Setelah menyelamatkan para siswa selama ujian masuk, kemudian lagi selama Pemberkatan Roh, dan selanjutnya dengan gegabah menyembuhkan banyak sekali siswa selama ujian akhir…
Leffrey telah menerima sejumlah besar kompensasi.
Dia benar-benar Leffrey, Malaikat Kaya.
Kini ia memiliki kekayaan yang begitu besar sehingga ia bisa hidup nyaman selama sisa hidupnya, bahkan jika ia menganggur saat ini juga.
“Apakah kamu tahu berapa jumlah depositnya?”
“Berapa jumlahnya? Aku tidak mau bicara lagi denganmu, jadi sebutkan saja jumlah dan nomor rekeningnya.”
Gulp – Sang kepala suku menelan ludah.
Lalu pintu itu tiba-tiba terbuka dengan keras.
Pria yang memasuki kantor itu adalah seorang pria paruh baya dengan sikap yang agak… riang.
“Siapakah dia? Apakah anak ini pekerja paruh waktu baru di perkumpulan kita?”
“Ah, ya. Anda di sini, Tuan.”
“Hmm, penampilannya…”
Matanya menatap gadis itu dengan tajam. Mata yang kotor dan penuh nafsu.
“Bagus! Saya bisa mensponsori orang seperti ini. Lalu pertama-tama…”
Pria itu, yang dipanggil “Tuan”, mengulurkan tangannya ke arah gadis itu.
Leffrey buru-buru berkata,
“Saya sudah bilang akan membayar uang depositnya. Hentikan bajingan itu!”
“Sudah terlambat.”
Leffrey adalah seorang malaikat.
Meskipun ia cukup materialistis, ia juga memiliki hati yang baik.
“Berpikirlah positif. Kamu menghemat uang dengan tidak membantu seseorang yang bahkan tidak kamu kenal. Itu bagus, kan?”
“…Bagaimana kau bisa mengatakan itu?”
Namun, seperti apa kepribadian khas seorang malaikat?
Apakah semua malaikat seperti Leffrey? Selalu penuh belas kasih, naif, dan selalu dimanfaatkan?

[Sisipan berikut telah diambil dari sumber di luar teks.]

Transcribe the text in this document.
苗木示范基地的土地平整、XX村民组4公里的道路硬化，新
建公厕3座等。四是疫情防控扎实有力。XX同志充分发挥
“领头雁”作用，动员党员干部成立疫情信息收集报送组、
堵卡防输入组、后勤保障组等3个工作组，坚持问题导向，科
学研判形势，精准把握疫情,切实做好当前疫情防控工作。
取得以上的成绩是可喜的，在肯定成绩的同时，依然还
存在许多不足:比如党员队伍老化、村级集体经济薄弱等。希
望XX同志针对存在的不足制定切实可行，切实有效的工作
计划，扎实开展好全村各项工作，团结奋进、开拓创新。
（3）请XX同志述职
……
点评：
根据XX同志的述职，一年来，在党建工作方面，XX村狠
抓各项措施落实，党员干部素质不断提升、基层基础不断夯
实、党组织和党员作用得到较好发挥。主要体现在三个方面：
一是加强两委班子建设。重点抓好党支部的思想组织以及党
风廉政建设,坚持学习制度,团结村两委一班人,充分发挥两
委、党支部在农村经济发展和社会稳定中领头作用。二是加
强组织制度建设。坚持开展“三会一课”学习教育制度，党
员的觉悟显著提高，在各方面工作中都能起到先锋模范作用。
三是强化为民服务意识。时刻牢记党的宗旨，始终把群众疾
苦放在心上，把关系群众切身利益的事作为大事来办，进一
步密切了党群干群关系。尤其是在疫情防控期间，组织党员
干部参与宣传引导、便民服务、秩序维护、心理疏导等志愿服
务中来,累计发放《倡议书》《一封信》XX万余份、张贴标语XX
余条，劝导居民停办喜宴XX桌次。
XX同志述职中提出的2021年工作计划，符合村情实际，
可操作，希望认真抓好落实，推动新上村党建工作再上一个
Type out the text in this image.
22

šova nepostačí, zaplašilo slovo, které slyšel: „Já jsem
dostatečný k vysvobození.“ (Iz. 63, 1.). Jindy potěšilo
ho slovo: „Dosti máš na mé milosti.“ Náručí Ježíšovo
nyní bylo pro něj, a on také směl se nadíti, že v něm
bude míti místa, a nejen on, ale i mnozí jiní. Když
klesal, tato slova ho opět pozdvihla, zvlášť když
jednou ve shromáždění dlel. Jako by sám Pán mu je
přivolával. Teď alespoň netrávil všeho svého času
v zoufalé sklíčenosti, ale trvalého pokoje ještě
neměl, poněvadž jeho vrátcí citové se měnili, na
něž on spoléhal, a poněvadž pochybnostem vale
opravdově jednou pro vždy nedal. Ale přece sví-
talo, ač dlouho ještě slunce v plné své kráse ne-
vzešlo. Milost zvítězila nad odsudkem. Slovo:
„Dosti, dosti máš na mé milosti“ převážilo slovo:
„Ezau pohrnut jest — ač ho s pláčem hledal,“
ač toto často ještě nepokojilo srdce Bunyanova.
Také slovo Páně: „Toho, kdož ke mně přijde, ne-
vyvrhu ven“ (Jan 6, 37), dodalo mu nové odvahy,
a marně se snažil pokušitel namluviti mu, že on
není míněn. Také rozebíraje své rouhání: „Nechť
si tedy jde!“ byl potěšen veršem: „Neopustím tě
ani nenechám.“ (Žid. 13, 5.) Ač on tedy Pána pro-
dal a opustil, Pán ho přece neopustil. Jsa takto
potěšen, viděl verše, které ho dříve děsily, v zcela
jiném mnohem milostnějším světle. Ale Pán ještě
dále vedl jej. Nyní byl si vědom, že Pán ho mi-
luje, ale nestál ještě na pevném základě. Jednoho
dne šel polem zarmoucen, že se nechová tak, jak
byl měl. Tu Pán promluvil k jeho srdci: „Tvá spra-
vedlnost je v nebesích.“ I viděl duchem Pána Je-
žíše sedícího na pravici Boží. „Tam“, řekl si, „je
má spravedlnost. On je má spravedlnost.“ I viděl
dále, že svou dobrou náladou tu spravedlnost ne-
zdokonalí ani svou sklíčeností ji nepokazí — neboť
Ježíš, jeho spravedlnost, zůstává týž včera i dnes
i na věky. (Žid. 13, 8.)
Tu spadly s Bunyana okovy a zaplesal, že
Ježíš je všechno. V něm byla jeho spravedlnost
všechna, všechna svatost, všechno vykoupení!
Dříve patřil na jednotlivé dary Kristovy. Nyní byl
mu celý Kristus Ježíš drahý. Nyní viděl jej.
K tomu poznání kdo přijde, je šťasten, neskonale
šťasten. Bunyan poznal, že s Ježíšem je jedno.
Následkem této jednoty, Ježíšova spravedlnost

Tidak, Leffrey-lah yang aneh.
Malaikat pada dasarnya adalah hakim.
Mereka adalah para pemurni, agen yang membakar dunia yang korup, prajurit surgawi yang kejam dan tanpa ampun dari Surga.
“Seharusnya aku tidak melakukan ini… tapi instingku…”
[Selesaikan misimu.]
Leffrey bergumam.
Leffriel juga bergumam.
Dan…
Tangan ketua perkumpulan, yang terulur untuk menyentuh gadis itu, tiba-tiba terpelintir.
“Hah ya? Aaack, Aaaaaaaaaaargh!”
Mendengar teriakan itu,
Leffrey tersenyum.
Leffriel juga tersenyum.
Dan mereka bergumam serempak,
“Sekarang berdoalah.”
Malaikat Jahat itu terbang ke atas.
Malaikat itu, dengan suara yang agak suci, menyatakan kepada para pendosa di sini,
“Penghakiman telah dijatuhkan kepada kalian semua.”